Cuando sabemos que al día siguiente nos esperan fotos, reuniones o un brunch especial, solemos pensar en mascarillas, contornos de ojos y parches milagro. Pero cuidar la piel desde adentro es una tendencia que, afortunadamente, cada vez gana mayor popularidad. Es así como algunos especialistas en nutrición y fitoterapia coinciden en que ciertas bebidas nocturnas pueden favorecer la circulación, el drenaje de líquidos y la hidratación celular, tres factores clave para evitar que el rostro amanezca con ojeras marcadas o bolsas en el contorno de los ojos.
La explicación: Durante la noche el cuerpo regula líquidos, procesa el sodio de la cena y realiza buena parte de sus funciones de depuración. Elegir la bebida adecuada antes de acostarse puede ayudar a que ese proceso sea más eficiente, lo que se traduce en una piel más descansada al despertar.
Estos son los brebajes que los expertos consideran los mejores aliados para refrescar tu mirada:
Infusión de jengibre y limón: activar la circulación
El jengibre se ha utilizado durante siglos en la medicina tradicional por su capacidad para estimular la circulación. Este tubérculo contiene compuestos bioactivos como los gingeroles, que ayudan a favorecer el flujo sanguíneo y a dilatar los vasos sanguíneos.
Tomado en infusión antes de dormir, el jengibre puede ayudar a activar el sistema circulatorio y favorecer el drenaje de líquidos, algo especialmente interesante para la delicada zona del contorno de ojos, donde la piel es más fina y tiende a retener líquidos con facilidad.

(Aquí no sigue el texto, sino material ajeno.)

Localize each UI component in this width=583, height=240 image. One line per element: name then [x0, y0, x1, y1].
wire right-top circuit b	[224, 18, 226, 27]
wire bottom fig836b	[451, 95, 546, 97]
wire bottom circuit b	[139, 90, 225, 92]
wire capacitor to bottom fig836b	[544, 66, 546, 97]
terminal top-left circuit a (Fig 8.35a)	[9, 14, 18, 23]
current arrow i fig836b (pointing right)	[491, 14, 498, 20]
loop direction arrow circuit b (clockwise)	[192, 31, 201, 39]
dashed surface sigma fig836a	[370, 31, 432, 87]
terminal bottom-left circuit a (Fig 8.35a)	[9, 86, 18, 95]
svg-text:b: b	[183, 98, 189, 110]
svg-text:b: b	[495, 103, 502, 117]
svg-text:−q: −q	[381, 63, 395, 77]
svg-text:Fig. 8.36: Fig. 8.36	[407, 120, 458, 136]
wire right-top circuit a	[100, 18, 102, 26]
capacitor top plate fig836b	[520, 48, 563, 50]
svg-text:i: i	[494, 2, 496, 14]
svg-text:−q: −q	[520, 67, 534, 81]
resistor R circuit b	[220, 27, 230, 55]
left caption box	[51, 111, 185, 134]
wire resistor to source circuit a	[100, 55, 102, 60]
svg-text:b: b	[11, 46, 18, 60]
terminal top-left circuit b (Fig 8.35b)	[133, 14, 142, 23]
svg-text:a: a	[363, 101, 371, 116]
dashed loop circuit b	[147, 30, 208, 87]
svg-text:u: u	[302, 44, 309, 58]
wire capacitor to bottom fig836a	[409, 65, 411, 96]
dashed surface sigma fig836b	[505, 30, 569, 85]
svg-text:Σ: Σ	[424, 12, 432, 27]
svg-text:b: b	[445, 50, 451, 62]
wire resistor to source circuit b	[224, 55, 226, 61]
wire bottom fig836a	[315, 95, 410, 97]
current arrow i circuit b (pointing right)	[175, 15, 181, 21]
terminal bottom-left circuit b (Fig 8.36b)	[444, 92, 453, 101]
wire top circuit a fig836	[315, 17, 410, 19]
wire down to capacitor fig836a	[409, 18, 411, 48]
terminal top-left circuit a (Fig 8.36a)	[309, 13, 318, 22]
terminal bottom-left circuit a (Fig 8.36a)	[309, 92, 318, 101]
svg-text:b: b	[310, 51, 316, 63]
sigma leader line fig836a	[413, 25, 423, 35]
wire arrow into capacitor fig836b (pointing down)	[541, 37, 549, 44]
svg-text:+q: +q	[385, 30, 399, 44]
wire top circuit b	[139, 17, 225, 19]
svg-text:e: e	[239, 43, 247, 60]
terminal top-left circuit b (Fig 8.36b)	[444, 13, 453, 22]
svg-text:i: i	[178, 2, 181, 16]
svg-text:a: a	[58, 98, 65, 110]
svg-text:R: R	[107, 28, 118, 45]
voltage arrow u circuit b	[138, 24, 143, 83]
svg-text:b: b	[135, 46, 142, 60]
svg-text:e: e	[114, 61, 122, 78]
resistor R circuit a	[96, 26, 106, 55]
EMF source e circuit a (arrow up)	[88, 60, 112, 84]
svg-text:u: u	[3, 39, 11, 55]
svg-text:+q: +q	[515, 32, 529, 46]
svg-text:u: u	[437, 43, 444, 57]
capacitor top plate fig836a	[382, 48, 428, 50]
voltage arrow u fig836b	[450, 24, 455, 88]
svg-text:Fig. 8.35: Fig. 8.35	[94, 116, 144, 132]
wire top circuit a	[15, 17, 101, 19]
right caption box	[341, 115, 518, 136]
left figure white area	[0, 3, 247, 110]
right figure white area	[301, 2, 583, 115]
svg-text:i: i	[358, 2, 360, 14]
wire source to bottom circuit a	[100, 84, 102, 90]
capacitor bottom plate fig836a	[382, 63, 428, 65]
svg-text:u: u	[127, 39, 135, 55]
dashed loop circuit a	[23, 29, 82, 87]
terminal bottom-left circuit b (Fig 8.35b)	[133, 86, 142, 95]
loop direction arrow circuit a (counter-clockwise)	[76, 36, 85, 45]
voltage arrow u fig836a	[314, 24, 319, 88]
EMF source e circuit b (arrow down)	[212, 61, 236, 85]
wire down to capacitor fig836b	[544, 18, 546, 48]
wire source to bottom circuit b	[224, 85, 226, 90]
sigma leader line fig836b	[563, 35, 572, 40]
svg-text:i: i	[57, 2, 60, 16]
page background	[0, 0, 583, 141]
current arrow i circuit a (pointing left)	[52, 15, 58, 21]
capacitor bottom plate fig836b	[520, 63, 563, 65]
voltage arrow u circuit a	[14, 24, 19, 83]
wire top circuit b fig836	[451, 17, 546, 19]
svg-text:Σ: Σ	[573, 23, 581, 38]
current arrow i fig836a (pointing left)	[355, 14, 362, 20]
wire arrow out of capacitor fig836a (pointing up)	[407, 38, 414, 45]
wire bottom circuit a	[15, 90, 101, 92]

Un toque de limón añade vitamina C y aporta un efecto refrescante que convierte esta bebida en una opción ligera para cerrar el día.
Té de diente de león: el clásico drenante natural
En fitoterapia, el diente de león es conocido por su efecto diurético suave. Tradicionalmente se ha utilizado para estimular la eliminación de líquidos y apoyar el equilibrio hídrico del organismo, lo que puede ayudar a reducir la retención de líquidos.
Cuando el cuerpo elimina mejor el exceso de sodio y líquidos —especialmente después de cenas abundantes o saladas— es menos probable que esa retención se refleje en el rostro al despertar.
Además, esta planta se ha asociado históricamente con el apoyo a la función hepática, un proceso que también influye en la claridad y luminosidad de la piel.
Agua con electrolitos: la hidratación inteligente
Puede parecer sorprendente, pero muchas veces las bolsas bajo los ojos están relacionadas con una hidratación inadecuada.
Cuando el cuerpo no cuenta con suficientes minerales —como sodio, potasio o magnesio— las células tienen más dificultad para retener el agua en su interior, lo que puede provocar inflamación en los tejidos.
Un vaso de agua con unas gotas de limón y una pequeña pizca de sal marina puede ayudar a restablecer el equilibrio de electrolitos, favoreciendo una hidratación más eficiente y evitando que el rostro amanezca hinchado.
Un pequeño detalle con efecto visible
Por supuesto, ninguna bebida es una solución milagrosa para las ojeras, que también pueden depender de factores genéticos, hormonales o de estilo de vida. Sin embargo, incorporar este pequeño ritual nocturno puede marcar una diferencia, especialmente después de una cena tardía, una noche de celebración o una jornada particularmente intensa.
Al final, la belleza muchas veces empieza con hábitos sencillos como hidratarse bien, elegir ingredientes naturales y dedicar unos minutos a cuidar el cuerpo desde dentro.
Porque despertar con una mirada luminosa —como si hubieras dormido diez horas— a veces comienza con algo tan simple como el “shot” adecuado antes de apagar la luz.